For Middlesex County Sheriff: Ernesto Petrone gets the nod over Democrat Peter Koutoujian, for no other reason than that Petrone is unaffiliated with any political party, which means that we belong to the same non-party. Let’s face it: one less Democrat occupying a political office in Massachusetts is a step toward establishing a more truly democratic (small-d) political environment in the state.

For Middlesex County Clerk of Courts: Democrat Michael A. Sullivan is running unopposed, and the “No Voting for the Unopposed” rule is to be applied.

For Register of Deeds, Middlesex Southern District: Maria Curtatone is running as an unopposed Democrat, which almost disqualifies her from consideration on two counts right away. But she goes down swinging wildly on strike three, when the 48 year-old identifies herself in a biographical sketch provided to e-the-People as “the proud parent” of two children. This smacks very clearly of the fashionable, transgressive, “post-gender” pieties that are coursing through the atrophied veins of the Democrat party and other lodes of progressive group-think these days. Any woman who has neither the sense nor the decency to identify her relation to her children as “mother” should be kept out of public positions of influence, as far as I’m concerned.

On QUESTION 1 – Right to Repair: I am advocating a NO vote on this question, seeing as compromise legislation has been worked out and signed into law since this question went on the ballot – otherwise, I would have supported this effort. The compromise agreement should be honored.
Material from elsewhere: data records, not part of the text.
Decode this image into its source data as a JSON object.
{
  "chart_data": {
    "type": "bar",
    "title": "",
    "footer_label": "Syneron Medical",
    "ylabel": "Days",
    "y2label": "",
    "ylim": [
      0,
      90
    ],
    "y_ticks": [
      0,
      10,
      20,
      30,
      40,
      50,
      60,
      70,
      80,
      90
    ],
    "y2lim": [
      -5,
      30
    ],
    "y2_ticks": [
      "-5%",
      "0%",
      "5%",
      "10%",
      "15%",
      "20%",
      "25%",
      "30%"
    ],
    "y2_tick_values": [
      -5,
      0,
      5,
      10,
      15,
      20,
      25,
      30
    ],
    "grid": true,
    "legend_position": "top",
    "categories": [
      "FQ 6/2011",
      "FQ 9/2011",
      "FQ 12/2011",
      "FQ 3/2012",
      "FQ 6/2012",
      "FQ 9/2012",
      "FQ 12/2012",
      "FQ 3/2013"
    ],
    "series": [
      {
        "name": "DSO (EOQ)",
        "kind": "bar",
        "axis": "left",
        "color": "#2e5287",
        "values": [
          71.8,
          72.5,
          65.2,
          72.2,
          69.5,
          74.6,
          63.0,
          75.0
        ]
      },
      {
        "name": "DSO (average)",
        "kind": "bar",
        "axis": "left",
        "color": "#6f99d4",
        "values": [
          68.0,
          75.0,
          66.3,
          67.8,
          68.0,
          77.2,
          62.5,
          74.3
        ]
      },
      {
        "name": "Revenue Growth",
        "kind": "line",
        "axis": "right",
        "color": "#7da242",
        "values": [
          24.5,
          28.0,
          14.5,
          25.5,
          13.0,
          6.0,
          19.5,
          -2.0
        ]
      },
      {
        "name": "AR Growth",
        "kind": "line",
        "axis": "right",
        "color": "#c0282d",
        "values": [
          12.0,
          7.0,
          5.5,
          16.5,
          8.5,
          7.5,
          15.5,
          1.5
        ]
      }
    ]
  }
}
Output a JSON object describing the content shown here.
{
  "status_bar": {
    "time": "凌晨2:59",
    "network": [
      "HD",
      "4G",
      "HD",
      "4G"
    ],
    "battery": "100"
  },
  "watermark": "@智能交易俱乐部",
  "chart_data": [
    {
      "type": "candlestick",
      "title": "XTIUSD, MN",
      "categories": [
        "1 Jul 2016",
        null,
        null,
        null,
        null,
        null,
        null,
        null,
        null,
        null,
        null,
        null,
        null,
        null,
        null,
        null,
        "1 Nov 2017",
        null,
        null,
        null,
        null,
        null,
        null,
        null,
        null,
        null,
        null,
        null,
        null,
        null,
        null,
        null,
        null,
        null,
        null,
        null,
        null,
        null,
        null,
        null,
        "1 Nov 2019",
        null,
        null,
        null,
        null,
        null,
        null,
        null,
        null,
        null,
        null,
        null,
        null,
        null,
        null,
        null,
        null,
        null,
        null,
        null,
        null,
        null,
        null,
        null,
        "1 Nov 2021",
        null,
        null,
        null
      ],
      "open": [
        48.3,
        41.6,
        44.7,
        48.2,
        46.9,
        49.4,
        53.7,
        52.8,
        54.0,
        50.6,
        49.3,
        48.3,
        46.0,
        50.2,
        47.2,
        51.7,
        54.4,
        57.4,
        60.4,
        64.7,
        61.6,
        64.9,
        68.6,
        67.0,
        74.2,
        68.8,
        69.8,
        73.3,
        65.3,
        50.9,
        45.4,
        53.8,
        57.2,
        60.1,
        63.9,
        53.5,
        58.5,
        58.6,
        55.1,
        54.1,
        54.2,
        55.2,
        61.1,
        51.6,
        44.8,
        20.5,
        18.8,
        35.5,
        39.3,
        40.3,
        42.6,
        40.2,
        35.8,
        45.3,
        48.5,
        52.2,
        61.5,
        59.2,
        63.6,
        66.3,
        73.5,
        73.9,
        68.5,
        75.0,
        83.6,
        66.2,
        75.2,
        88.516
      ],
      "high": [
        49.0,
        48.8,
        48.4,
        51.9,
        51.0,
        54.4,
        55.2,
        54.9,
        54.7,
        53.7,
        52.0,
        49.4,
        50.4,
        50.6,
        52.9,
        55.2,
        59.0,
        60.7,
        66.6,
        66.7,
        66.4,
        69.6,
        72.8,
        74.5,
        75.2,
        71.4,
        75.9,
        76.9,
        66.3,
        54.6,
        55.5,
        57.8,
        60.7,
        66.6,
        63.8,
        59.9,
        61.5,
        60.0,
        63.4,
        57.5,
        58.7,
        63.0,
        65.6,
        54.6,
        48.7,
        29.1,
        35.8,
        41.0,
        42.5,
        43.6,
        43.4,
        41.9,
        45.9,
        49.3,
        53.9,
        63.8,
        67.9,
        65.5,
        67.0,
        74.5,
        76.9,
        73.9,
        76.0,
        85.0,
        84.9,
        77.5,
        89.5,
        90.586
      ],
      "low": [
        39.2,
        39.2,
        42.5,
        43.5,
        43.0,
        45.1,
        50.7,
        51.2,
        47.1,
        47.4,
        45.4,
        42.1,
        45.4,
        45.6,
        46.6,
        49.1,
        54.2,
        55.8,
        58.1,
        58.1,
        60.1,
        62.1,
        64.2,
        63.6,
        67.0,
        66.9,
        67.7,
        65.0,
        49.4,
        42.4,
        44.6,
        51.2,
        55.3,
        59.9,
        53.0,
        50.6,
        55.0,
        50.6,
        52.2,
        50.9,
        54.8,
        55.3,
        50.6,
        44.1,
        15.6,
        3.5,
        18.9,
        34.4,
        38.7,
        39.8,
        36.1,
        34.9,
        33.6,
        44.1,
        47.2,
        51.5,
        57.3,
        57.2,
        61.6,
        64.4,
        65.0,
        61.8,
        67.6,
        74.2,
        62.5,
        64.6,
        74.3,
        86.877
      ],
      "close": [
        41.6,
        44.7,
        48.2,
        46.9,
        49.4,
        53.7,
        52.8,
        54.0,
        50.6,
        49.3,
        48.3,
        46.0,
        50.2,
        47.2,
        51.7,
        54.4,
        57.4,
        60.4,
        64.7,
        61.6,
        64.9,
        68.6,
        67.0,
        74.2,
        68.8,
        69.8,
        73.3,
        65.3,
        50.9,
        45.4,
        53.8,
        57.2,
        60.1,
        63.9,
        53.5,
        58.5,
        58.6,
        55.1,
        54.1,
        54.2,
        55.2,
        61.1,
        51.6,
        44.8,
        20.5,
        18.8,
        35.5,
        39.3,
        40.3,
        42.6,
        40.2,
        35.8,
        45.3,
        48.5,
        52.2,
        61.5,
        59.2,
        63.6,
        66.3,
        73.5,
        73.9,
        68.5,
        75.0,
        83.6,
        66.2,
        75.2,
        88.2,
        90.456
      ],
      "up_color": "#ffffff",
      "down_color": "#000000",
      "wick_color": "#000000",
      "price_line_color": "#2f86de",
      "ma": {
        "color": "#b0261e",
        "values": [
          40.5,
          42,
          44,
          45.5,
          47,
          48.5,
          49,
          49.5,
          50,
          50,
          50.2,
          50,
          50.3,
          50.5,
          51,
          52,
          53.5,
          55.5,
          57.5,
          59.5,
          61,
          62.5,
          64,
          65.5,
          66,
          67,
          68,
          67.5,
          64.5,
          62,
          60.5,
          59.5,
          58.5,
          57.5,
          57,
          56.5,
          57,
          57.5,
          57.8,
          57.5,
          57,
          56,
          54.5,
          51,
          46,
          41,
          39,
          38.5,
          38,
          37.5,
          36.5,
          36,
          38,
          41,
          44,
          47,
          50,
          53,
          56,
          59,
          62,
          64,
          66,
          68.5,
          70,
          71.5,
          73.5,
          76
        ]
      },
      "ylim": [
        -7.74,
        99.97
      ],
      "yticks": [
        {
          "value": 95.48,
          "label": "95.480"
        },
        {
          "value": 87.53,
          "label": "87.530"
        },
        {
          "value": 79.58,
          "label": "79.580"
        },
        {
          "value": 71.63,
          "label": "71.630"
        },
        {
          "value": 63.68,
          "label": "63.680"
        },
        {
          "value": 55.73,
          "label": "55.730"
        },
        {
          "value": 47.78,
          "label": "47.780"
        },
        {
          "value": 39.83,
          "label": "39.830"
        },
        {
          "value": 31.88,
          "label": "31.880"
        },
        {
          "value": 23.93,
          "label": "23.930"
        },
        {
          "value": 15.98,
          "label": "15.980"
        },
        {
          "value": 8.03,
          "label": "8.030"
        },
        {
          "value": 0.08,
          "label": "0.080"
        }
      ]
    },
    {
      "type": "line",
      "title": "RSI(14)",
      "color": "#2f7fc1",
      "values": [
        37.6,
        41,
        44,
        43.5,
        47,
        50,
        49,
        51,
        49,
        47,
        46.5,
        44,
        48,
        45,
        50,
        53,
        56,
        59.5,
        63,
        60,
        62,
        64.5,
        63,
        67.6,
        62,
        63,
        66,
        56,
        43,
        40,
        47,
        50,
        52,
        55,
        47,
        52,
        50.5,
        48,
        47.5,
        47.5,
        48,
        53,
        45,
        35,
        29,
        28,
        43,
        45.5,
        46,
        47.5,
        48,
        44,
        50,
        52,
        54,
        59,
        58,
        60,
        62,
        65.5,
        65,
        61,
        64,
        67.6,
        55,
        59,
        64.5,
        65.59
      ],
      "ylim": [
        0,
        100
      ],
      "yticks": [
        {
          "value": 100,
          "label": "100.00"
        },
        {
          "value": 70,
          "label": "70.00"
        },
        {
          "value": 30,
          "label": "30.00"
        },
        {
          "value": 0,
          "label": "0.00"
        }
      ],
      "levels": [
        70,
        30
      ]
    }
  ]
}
On QUESTION 2 – Legalizing “Doctor Assisted Suicide”: NO. This is such bad law that it is hard to know where to start in criticizing it. The sick, the despairing, and the dying do not need to be told that it is time for them to put themselves out of our misery. The medical profession is already fatally compromised by its embrace of abortion, but this would further erode the premise of its existence. Suicide is a tragedy, and those who destroy themselves – and mark my words: suicide destroys the self, not the evil circumstances of pain, suffering, and whatnot – they have absolutely no idea of what the personal consequences of such a self-repudiation are. I imagine they suppose it “ends it all”, but that would require that the human being be purely material, having no spirit (i.e. intellect and will). That is a dubious assumption, to say the least, and you cannot make the spirit to be as if it never was, simply by killing the body. This is beyond foolishness; the worst sufferings are spiritual, and everybody with a shred of honesty and self-awareness knows it. Why is it that, just when the human race finally has the technology to effectively ameliorate so much of the pain and suffering that have long defined the descent into death for the ill, it has suddenly become fashionable and “compassionate” to promote self-obliteration on account of the fear of pain and suffering? I smell a rat.

On QUESTION 3 – Medical Use of Marijuana: NO. That this is nothing more than a Trojan Horse should be fairly evident to everyone eligible to vote on Tuesday, unless they’re stoned. The War on Drugs might be a disaster, but marijuana’s War on Intelligence is no suitable replacement.